Their investigations also promise to shed light on the basic organization of the brain itself, revealing how information moves through neural networks, for example, and how separate systems like visual perception, memory, and attention are integrated.

“The moment we set eyes on someone, we immediately begin assessing their attentiveness, their mood, even their trustworthiness, and we calibrate our responses accordingly.”

Yet the implications of their research could extend even further.

Face recognition plays a profound role in social interaction. The moment we set eyes on someone, we immediately begin assessing their attributes—their attentiveness, their mood, even their trustworthiness—based on their facial gestures and expressions, and we calibrate our responses accordingly.

What’s more, the face-processing network and the various neural systems it touches upon, like memory and attention, all operate automatically: we return a smile, follow a person’s gaze, infer their intent, and call up their personal file from our memory banks without any conscious thought. Yet unlike many of those systems, face recognition is localized in specific areas of the brain and is relatively easy to probe, making it an ideal model for understanding social, emotional, mnemonic, and cognitive function.

As a result, a thorough grasp of face recognition—and face blindness—could help scientists understand a whole range of disorders characterized by atypical social or emotional responses, including autism and some forms of mental illness.

“This really is an amazing opportunity to get deep into the brain mechanisms of our social and emotional minds,” Freiwald says.

To capitalize on that opportunity, however, researchers must first figure out precisely how normal face recognition works, and how the process goes awry in prosopagnosia.
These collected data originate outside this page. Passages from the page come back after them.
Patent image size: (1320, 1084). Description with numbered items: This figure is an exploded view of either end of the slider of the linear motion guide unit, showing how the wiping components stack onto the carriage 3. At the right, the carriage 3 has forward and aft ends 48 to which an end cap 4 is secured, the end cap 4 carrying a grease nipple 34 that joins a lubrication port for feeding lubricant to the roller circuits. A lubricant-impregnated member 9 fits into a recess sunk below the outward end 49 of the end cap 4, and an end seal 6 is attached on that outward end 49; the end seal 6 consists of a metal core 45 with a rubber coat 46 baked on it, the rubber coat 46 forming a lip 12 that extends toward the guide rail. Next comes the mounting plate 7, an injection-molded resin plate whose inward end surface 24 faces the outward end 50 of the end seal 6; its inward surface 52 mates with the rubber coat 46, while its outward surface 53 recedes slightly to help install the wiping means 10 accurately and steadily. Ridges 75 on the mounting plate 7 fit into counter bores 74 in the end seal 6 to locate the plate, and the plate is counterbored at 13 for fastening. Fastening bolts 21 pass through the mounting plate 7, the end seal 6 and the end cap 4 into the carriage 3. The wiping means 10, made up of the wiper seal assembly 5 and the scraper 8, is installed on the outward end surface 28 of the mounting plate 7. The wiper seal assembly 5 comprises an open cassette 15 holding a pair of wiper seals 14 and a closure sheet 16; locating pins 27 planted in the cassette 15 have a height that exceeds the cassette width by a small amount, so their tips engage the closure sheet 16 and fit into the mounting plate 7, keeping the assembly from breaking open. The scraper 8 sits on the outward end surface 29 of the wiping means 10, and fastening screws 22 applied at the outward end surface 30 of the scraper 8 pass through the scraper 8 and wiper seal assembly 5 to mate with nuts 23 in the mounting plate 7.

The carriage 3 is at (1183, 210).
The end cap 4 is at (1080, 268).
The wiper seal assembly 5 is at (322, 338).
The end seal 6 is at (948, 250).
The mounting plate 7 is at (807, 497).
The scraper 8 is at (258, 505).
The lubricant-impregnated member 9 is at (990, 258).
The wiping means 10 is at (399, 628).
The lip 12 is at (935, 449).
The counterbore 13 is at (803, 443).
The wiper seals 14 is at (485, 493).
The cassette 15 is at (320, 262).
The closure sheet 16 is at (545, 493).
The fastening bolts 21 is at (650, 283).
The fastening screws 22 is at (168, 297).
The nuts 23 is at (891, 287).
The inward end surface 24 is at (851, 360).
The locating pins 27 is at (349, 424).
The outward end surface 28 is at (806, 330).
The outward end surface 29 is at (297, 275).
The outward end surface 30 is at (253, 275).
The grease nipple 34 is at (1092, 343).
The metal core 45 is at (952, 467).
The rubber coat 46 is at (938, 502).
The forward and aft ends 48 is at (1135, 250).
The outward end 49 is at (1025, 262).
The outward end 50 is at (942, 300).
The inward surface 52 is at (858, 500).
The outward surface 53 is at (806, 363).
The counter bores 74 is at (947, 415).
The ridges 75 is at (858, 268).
And that, in turn, will require a solid grasp of the genetic basis of face blindness—something that scientists currently lack.

According to Duchaine, roughly half of all developmental prosopagnosics report having family members who also have difficulty recognizing faces. Yet at present, researchers have no idea which genes might be responsible for causing the condition.

Moreover, because the facial-recognition network comprises many interconnected areas in the brain, the opportunities for disruption—for abnormalities in one face patch or another, or for faulty connections between patches—are vast. Any number of genes, acting independently or in concert, could potentially lead to the neural impairments that ultimately give rise to prosopagnosia in a particular individual.

To begin to explore the genetics, Freiwald, Pressl, and Duchaine are therefore collaborating on a study in which developmental prosopagnosics will have their genomes sequenced and their face-recognition abilities tested. The resulting data will ultimately be compared with that of a larger pool of unaffected people. This should allow the team to ferret out the specific genetic variants associated with face blindness.

That kind of information could eventually allow scientists to tell someone like Sellers precisely which genes and neural processes are responsible for her condition. And it would bring researchers that much closer to developing better tests and therapies for face blindness.

“That,” Freiwald says, “would be an amazing level of understanding.”